My cousin works at a rich, mostly white nursing home. She is a mother of seven, and despite being a nurse, hospitals that we called refused to test her, even after she displayed all of the Covid-19 symptoms. She quarantined for two weeks before returning back to the place where she likely contracted it: her job. For weeks, she did not have personal protective equipment. My cousin’s mom is also at risk. My elderly aunt is forced to work security everyday at an empty administrative bank that does not even hold money.

I imagine that others like me feel immense amounts of guilt, pressure, relief and luck. I call this low-income plus. All in a day, we work, organize, write, shop online, donate to mutual aids funds, have Zoom happy hours, and share nostalgic Instagram photos from earlier beach moments – and – send groceries across the state or country, call health departments with the right voice and vocabulary to get testing information; bail family out of jail or put money on their prison books; and weep. I call this Tuesday.
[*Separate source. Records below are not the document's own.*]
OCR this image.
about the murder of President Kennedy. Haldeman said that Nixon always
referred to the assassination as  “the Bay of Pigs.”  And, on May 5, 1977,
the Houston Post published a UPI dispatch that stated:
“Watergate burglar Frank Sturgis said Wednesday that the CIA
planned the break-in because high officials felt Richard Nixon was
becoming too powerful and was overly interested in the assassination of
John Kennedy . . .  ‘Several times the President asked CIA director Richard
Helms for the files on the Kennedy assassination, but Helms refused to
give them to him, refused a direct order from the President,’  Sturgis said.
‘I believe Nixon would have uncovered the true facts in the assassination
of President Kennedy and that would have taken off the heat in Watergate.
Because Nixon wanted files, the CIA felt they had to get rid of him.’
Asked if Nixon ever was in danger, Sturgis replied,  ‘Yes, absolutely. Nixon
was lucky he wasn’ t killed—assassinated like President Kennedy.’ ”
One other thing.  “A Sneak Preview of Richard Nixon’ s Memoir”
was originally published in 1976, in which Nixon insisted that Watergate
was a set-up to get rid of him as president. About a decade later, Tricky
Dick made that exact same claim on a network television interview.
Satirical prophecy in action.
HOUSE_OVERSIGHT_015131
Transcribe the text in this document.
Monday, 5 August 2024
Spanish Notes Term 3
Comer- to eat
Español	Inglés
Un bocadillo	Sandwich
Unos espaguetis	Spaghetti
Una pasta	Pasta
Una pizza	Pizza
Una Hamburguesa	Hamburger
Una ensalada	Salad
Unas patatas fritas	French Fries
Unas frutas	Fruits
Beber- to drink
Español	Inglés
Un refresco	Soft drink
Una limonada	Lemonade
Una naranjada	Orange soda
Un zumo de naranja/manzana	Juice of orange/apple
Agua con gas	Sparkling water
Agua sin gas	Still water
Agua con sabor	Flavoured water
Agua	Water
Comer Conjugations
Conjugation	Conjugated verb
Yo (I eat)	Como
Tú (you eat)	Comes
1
The first generation kids who become adults are burdened with undoing generations of racism, classism, sexism, slavery, patriarchy, xenophobia, ableism, and genocide just by going to school. Then, politicians tell us that education is a privilege and refuse to cancel our debt or make college free. Capitalism, as so many protest, is the crisis. Society does not put the same pressure on wealthy children to undo concentrated wealth, redistribute their resources, and stop the cycles that create concentrated poverty. And until there is radical redistribution of wealth and a complete evolution of values, more people will endure unnecessary suffering and death.